Cuarenta y siete

Cuando el remolino de periodistas y curiosos empezó a dispersarse, llegó la persona que estaba destinada a ser la sombra de Lorenzo Bolaños. Un tipo grandón, de pelo muy corto y nariz rota de boxeador, bigote espeso y cara amable, que pertenecía al núcleo de Apoyo Operativo enviado desde Madrid. El bigotudo saludó efusivamente a Bolaños y a la redactora, que parecía muy acelerada con todo lo que estaba viviendo ese día.

Lorenzo llamó a un número de móvil que le habían dado los agentes.

—Ha llegado aquí uno para intervenir los teléfonos. ¿Es de los vuestros?

—Es un genio, Lorenzo. Lo tendrás siempre a mano. Buen tipo. Dale tu móvil y déjale hacer.

Cuando se cortó la comunicación, Bolaños entregó su teléfono al grandón. Éste lo abrió y empezó a destriparlo allí mismo.

—Habrá que enviarlo al laboratorio —dijo decepcionado después de manipularlo un rato.

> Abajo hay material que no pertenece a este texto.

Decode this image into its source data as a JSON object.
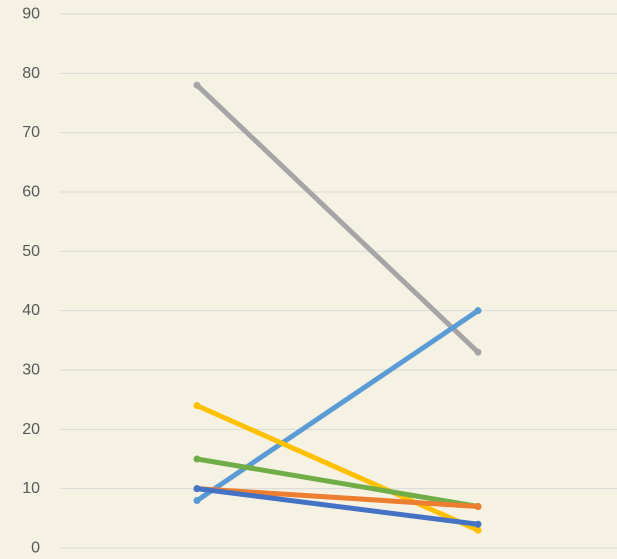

El técnico del CNI, a quien acompañaba un operario con mono azul de faena y cara cetrina, no perdió el tiempo. Los dos bajaron al sótano del edificio, examinaron el recorrido del cable a lo largo de la pared hasta la caja distribuidora, que manipularon a placer. El bigotudo acopló un dispositivo inductor a la línea, sin contacto con el cable, y el del mono azul seleccionó la conexión buscada. Luego adosaron un minúsculo transmisor de pilas a una cañería pegada al techo, lo conectaron al cable del inductor y unieron el transmisor a una antena que situaron en una ventana de la agencia, antes de activar el transmisor y comprobar satisfactoriamente el resultado del trabajo. La señal captada por la antena iba a parar a la furgoneta de una falsa empresa instalada en las cercanías y provista de un equipo receptor de señales. Todo lo grabado se recogía en una cinta que se enviaba directamente al Centro.

Como una hora después, y en vista de que Jaleb no se ponía en contacto con la agencia, Medina llamó a Zaldívar, que se mantenía a la expectativa en Madrid.

—Tenemos una pista. Le llaman «el Emir» y viene y va desde Marruecos con frecuencia. No hay más datos.

Medina sugirió avisar a los de Coordinación Antiterrorista, y pasar el nombre por el ordenador del SICOA, el Sistema de Coordinación de Operaciones Antiterroristas. Un artilugio mágico, con fama exagerada de almacenarlo todo, en el que participaban policías, guardias civiles y los del CNI.

Berta observó cómo su compañero escuchaba atentamente lo que su interlocutor le decía y daba un respingo.

—¿Qué?

—Hostia, qué embolado, jefe. ¿Cuándo hay que estar ahí?

—O sea, ahora mismo.

—Éramos pocos y la abuelita parió trillizos —murmuró Medina cuando terminó su conversación con la central.

—¿Qué pasa ahora? —dijo Berta, impaciente.

—Quieren que nos peguemos al equipo que va a negociar con los de la Alcazaba.

—Vacilas.

—Tengo que ir al aeropuerto. Me está esperando un helicóptero para volar a Madrid. Zaldívar aguarda en la Casa.